The DVD “Hildegard of Bingen and the Living Light” is an adaptation of the one-woman play by Linn Maxwell that’s been praised by New York Theater Review and The Times in London. Courtesy Linn Maxwell
When Linn Maxwell set out to write a one-woman play about the life of Hildegard of Bingen, she had no idea the Catholic Church would make Hildegard a saint or that she would become only the fourth woman in history and one of only 35 individuals to receive the prestigious title of Doctor of the Church.
But in May of this year, Pope Benedict XVI announced that Hildegard had been canonized, and in October, he announced she had been named a Doctor of the Church.
A timely coincidence for Maxwell, who premiered her one-woman show, “Hildegard of Bingen and the Living Light,” in Grand Rapids in 2009 and released a DVD adaptation of the play last month.
“When I started writing this play four years ago, I had no clue that Hildegard would ever be canonized or made a saint in my lifetime,” Maxwell said.
For centuries, Hildegard was an admired and controversial figure both inside and outside the Catholic Church. She was a Benedictine nun, healer and prophet, as well as a prolific writer and composer. She wrote nine books and nearly 400 letters, which have been compiled into three volumes. This rich, documented history provided Maxwell a wealth of resources for developing the play.
Maxwell, who lives in Alto, has received numerous accolades for “Hildegard of Bingen and the Living Light.” She has performed the play more than 75 times, both nationally and internationally.
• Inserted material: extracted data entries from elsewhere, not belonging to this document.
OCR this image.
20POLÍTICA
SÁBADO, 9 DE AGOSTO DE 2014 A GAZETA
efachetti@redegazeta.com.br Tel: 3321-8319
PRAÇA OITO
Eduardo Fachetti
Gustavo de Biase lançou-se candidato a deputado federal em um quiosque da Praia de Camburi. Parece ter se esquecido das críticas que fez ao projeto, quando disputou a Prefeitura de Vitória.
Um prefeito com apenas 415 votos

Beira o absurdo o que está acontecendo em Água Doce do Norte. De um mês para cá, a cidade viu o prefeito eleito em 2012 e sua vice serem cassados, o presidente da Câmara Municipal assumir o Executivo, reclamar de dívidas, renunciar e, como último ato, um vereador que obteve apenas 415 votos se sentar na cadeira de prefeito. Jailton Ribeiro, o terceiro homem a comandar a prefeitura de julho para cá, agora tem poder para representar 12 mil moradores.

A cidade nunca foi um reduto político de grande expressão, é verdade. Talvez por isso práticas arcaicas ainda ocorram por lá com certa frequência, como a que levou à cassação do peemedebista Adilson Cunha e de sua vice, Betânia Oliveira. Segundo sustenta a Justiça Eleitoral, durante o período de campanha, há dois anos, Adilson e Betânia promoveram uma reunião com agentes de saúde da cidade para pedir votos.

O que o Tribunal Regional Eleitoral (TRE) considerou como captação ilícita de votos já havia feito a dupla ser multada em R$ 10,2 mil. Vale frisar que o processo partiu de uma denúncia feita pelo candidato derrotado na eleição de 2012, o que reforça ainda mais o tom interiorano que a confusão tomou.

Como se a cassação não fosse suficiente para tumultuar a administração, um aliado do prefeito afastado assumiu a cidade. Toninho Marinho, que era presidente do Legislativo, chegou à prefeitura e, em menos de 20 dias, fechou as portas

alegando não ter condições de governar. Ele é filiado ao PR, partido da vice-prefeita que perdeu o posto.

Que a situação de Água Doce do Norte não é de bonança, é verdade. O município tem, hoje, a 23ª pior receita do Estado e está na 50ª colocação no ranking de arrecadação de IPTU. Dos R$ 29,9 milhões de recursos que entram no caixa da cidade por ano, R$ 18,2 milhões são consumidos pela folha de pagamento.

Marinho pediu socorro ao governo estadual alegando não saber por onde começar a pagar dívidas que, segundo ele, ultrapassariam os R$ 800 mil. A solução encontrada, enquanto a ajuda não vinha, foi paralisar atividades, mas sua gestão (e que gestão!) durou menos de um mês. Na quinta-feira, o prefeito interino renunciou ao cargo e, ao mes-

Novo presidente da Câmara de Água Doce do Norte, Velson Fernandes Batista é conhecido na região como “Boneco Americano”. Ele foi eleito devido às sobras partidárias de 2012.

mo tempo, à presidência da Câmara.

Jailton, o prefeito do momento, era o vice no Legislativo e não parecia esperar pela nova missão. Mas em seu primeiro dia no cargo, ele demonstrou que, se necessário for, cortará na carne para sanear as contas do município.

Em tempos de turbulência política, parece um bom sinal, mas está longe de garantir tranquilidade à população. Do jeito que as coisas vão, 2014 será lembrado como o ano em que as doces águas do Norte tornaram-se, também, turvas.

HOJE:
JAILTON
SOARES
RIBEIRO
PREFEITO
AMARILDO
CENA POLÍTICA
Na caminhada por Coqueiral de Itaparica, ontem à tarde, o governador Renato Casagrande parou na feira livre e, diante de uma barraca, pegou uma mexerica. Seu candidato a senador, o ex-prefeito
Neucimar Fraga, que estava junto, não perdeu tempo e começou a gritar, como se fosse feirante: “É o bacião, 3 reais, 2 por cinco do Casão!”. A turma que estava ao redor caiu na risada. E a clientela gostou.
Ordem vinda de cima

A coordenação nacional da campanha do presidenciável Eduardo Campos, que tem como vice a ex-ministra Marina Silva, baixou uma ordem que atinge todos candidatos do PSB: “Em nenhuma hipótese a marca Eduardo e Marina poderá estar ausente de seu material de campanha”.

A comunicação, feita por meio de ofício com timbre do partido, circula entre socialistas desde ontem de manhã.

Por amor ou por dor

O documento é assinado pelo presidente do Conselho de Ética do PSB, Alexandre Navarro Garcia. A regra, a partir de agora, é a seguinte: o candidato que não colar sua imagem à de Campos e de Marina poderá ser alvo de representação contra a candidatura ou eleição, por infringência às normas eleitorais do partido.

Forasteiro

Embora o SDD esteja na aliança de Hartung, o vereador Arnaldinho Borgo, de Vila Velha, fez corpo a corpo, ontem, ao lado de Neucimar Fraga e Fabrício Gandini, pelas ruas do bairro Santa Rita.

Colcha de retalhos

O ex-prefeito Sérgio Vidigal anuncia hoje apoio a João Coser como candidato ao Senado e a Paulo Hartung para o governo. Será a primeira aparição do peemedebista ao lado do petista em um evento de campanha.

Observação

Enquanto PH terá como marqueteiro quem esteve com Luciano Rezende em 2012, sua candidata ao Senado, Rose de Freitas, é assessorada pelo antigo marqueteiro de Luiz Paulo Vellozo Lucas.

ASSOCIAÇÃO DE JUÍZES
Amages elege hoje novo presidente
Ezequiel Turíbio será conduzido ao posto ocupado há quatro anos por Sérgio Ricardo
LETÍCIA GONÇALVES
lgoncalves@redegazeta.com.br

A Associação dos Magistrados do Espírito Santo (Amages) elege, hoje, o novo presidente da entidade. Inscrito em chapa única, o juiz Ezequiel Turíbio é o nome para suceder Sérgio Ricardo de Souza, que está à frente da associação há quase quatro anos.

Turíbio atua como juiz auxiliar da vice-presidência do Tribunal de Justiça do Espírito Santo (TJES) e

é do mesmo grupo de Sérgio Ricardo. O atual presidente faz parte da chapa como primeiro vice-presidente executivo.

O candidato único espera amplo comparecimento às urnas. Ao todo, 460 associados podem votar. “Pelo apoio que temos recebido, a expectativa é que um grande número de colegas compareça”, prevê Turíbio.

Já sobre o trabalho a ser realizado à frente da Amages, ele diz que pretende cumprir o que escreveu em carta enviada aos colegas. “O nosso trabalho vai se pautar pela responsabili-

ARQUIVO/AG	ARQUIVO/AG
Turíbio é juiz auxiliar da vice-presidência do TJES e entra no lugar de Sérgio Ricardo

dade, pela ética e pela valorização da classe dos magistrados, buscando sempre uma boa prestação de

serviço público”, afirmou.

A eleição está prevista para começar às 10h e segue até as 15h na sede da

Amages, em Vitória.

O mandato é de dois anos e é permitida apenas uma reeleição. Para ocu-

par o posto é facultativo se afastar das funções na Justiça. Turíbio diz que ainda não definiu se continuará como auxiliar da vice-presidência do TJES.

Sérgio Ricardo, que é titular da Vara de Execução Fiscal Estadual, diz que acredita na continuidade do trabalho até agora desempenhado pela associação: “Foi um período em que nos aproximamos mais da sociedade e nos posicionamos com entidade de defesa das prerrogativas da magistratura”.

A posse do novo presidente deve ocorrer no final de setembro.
John Hoglund said in the New York Theater Review: “Hildegard returns . . . through the artistry of Linn Maxwell in a commanding performance that is as scholarly as it is relevant today.” London’s The Times wrote: “Hildegard is reborn as mezzo Linn Maxwell,” with her “hypnotically beautiful song.”
As the play continued to receive praise and interest, Maxwell began to consider the possibility of making a film.
“Making a movie was a little beyond our means, so we decided to make a film of the play itself,” said Maxwell, who self-funded the project. “I funded it through a lifetime of performing, as a tribute to St. Hildegard,” she said. “I expect that DVD sales will help offset production costs.”
She worked with Grand Rapids companies Rasikas Films and Cynthia Kay and Co. on the project. The DVD adaptation required four days of filming, one day on Maxwell’s farm in Alto and three days on a soundstage.
Hildegard composed 75 songs during her lifetime in the 12th century, and Maxwell wanted to integrate her music into the film. As a member of the singing group The Hildegard Singers, Maxwell was able to utilize her group’s previous recordings for the soundtrack. The Hildegard Singers are comprised of Maxwell, Barbara McCarger, Diane Penning and Lisa Walhout, and the recording also included instrumentalists Timothy Steele and Calvin Stapert from Calvin College.
Maxwell said the music underscores the scenes and brings more life and a feeling of forward motion to the film.
The DVD contains more than three hours of additional content, including an annotated script and supplemental notes, a two-part seminar for church or academic group discussion, and a variety of recent topical interviews conducted by Maxwell with many of the world’s leading Hildegard scholars, including two from Kalamazoo’s International Congress on Medieval Studies.
Maxwell and her husband, Fred Keller, CEO of Cascade Engineering, hosted a DVD launch party for the film at the UICA, and the film is available at www.hildegardthemovie.com.
Maxwell will continue to perform her one-woman show and hopes that the DVD will continue to gain attention as Hildegard becomes more widely known through the new honors that have been bestowed on her. She has already developed a German translation for a subtitled version of the film, and Germany’s Hildegard Abbey, from which Maxwell requested photo permission during the development of the project, asked for two copies of the DVD following its completion. It is likely additional showings may follow.
“I hope they take away a sense of their openness to the living light,” Maxwell said of audiences of the film. “Hildegard comes back after 900 years to share with us her message, which is the living light is shining, and open up to it and let that light make the world a better place for yourself, your family. We need to look up and receive that message from God that comes by listening to Him.”